Meet Hanan’s family

Hussein also has a cousin (another Hussein!) with teenage daughters who speak good English.

When their family farm and flower greenhouse was utterly destroyed in a bombing campaign, they too fled to Beirut. For over five years, they too have struggled to keep body and mind together as stateless refugees with no rights or resources. 

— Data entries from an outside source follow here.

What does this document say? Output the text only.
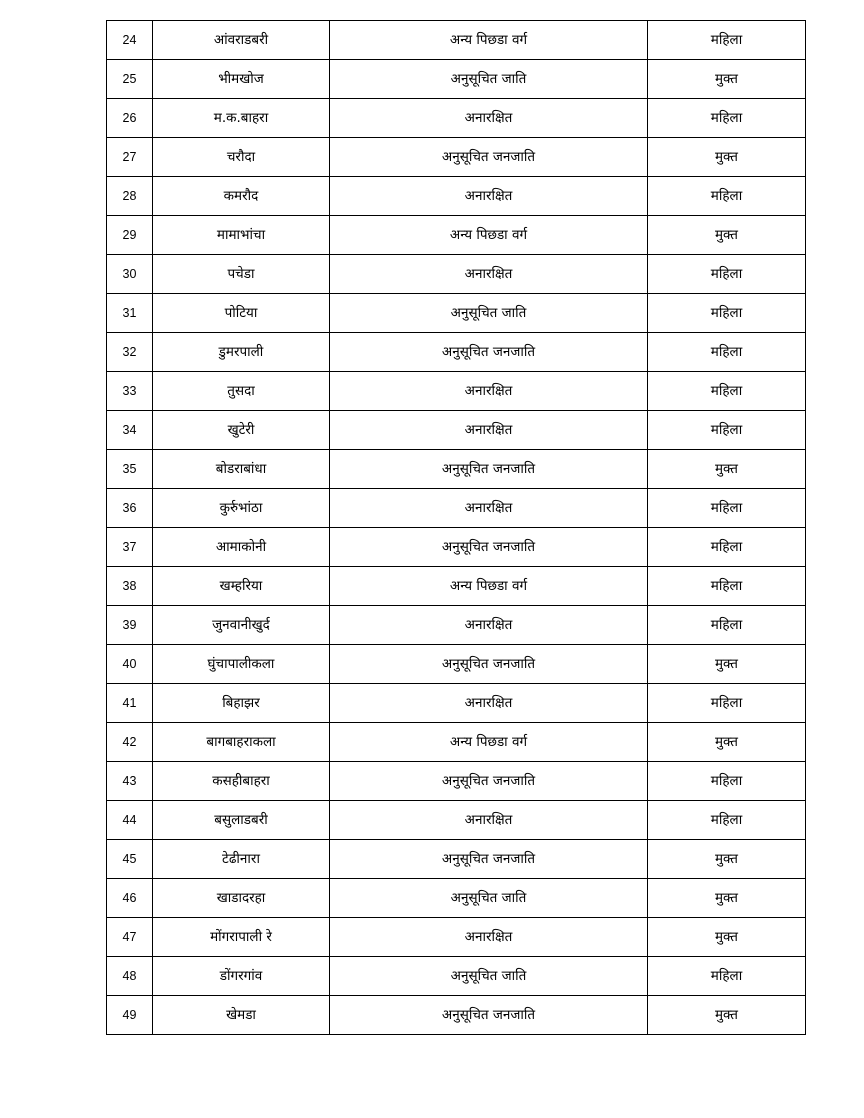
24	आंवराडबरी	अन्य पिछडा वर्ग	महिला
25	भीमखोज	अनुसूचित जाति	मुक्त
26	म.क.बाहरा	अनारक्षित	महिला
27	चरौदा	अनुसूचित जनजाति	मुक्त
28	कमरौद	अनारक्षित	महिला
29	मामाभांचा	अन्य पिछडा वर्ग	मुक्त
30	पचेडा	अनारक्षित	महिला
31	पोटिया	अनुसूचित जाति	महिला
32	डुमरपाली	अनुसूचित जनजाति	महिला
33	तुसदा	अनारक्षित	महिला
34	खुटेरी	अनारक्षित	महिला
35	बोडराबांधा	अनुसूचित जनजाति	मुक्त
36	कुर्रुभांठा	अनारक्षित	महिला
37	आमाकोनी	अनुसूचित जनजाति	महिला
38	खम्हरिया	अन्य पिछडा वर्ग	महिला
39	जुनवानीखुर्द	अनारक्षित	महिला
40	घुंचापालीकला	अनुसूचित जनजाति	मुक्त
41	बिहाझर	अनारक्षित	महिला
42	बागबाहराकला	अन्य पिछडा वर्ग	मुक्त
43	कसहीबाहरा	अनुसूचित जनजाति	महिला
44	बसुलाडबरी	अनारक्षित	महिला
45	टेढीनारा	अनुसूचित जनजाति	मुक्त
46	खाडादरहा	अनुसूचित जाति	मुक्त
47	मोंगरापाली रे	अनारक्षित	मुक्त
48	डोंगरगांव	अनुसूचित जाति	महिला
49	खेमडा	अनुसूचित जनजाति	मुक्त
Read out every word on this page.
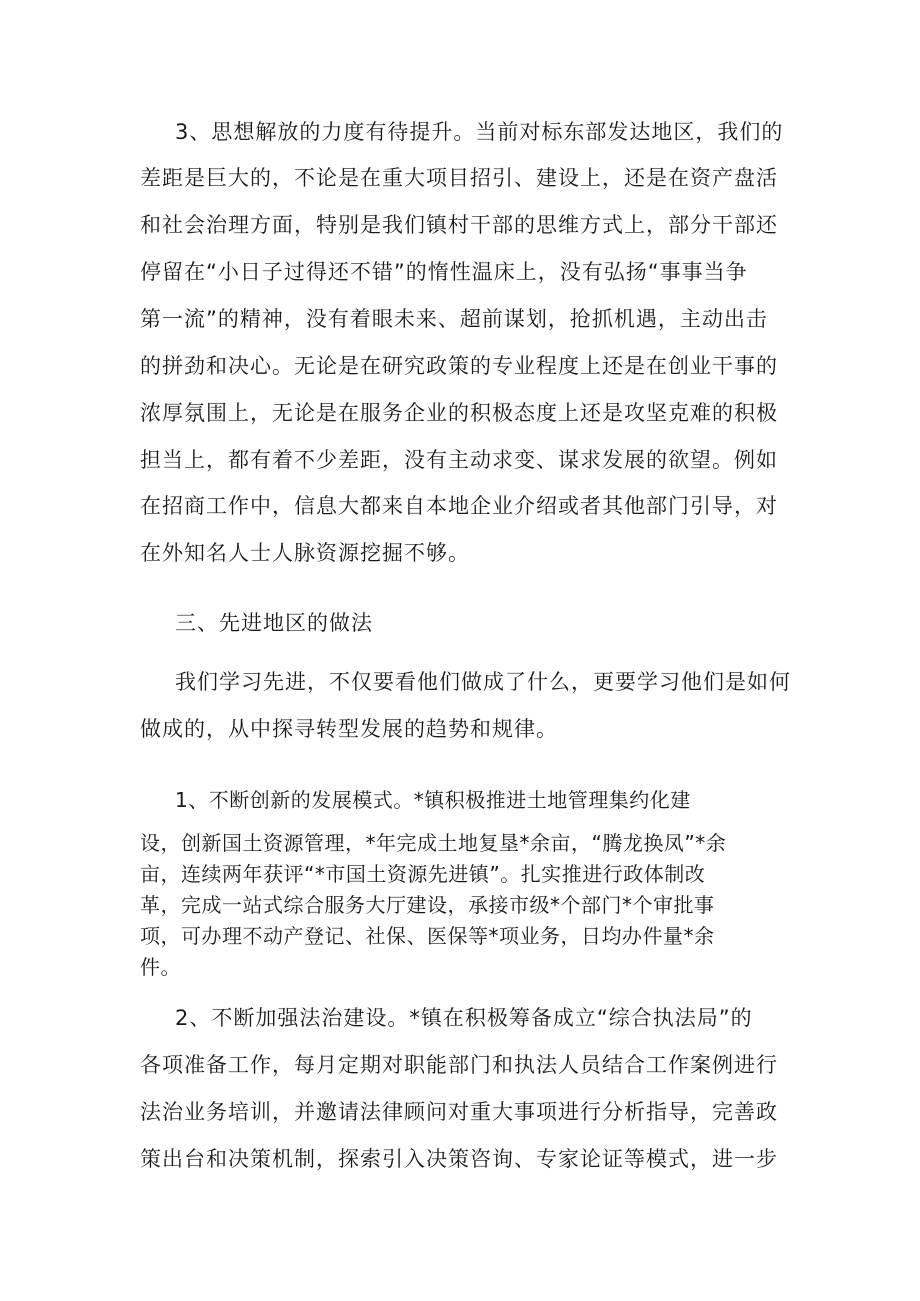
3、思想解放的力度有待提升。当前对标东部发达地区，我们的
差距是巨大的，不论是在重大项目招引、建设上，还是在资产盘活
和社会治理方面，特别是我们镇村干部的思维方式上，部分干部还
停留在“小日子过得还不错”的惰性温床上，没有弘扬“事事当争
第一流”的精神，没有着眼未来、超前谋划，抢抓机遇，主动出击
的拼劲和决心。无论是在研究政策的专业程度上还是在创业干事的
浓厚氛围上，无论是在服务企业的积极态度上还是攻坚克难的积极
担当上，都有着不少差距，没有主动求变、谋求发展的欲望。例如
在招商工作中，信息大都来自本地企业介绍或者其他部门引导，对
在外知名人士人脉资源挖掘不够。
三、先进地区的做法
我们学习先进，不仅要看他们做成了什么，更要学习他们是如何
做成的，从中探寻转型发展的趋势和规律。
1、不断创新的发展模式。*镇积极推进土地管理集约化建
设，创新国土资源管理，*年完成土地复垦*余亩，“腾龙换凤”*余
亩，连续两年获评“*市国土资源先进镇”。扎实推进行政体制改
革，完成一站式综合服务大厅建设，承接市级*个部门*个审批事
项，可办理不动产登记、社保、医保等*项业务，日均办件量*余
件。
2、不断加强法治建设。*镇在积极筹备成立“综合执法局”的
各项准备工作，每月定期对职能部门和执法人员结合工作案例进行
法治业务培训，并邀请法律顾问对重大事项进行分析指导，完善政
策出台和决策机制，探索引入决策咨询、专家论证等模式，进一步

Thanks to WhatsApp, their outgoing seventeen-year-old, Hanan, proved to be an invaluable translator for us in the early days of our first sponsorship. When we and the Al Essas needed help — whether it was in an Emergency Room or a Superstore aisle — Hanan would always make herself available, patiently translating Arabic to English, or vice versa — from half-way around the world.

Since getting to know Hanan and her family, we’ve come to learn that she and her teenage sisters are exceptional and ambitious science students, with big dreams (Nawal, who is nineteen, graduated high school last year with top marks). But as it is, such dreams have taken a back seat to day-to-day fears, like whether they’ll have a roof over their heads.

Their father, who finds himself unable to afford to even keep his kids in school, expressed it this way:

I am not an educated person, but my family had dreams. So I went to the city to bring in more money, and I was building this life for them. Then the war came, and took everything, and now we are here in Lebanon, unable to start all over.

I don’t want my kids to grow up feeling like strangers in their own land. I am afraid that, like me, they will remain uneducated.

For my children, I dream of an education that allows them to contribute, and a place where they can feel like they belong. 

Hanan has been a tremendous help to us, and now it’s time for us to return the favour.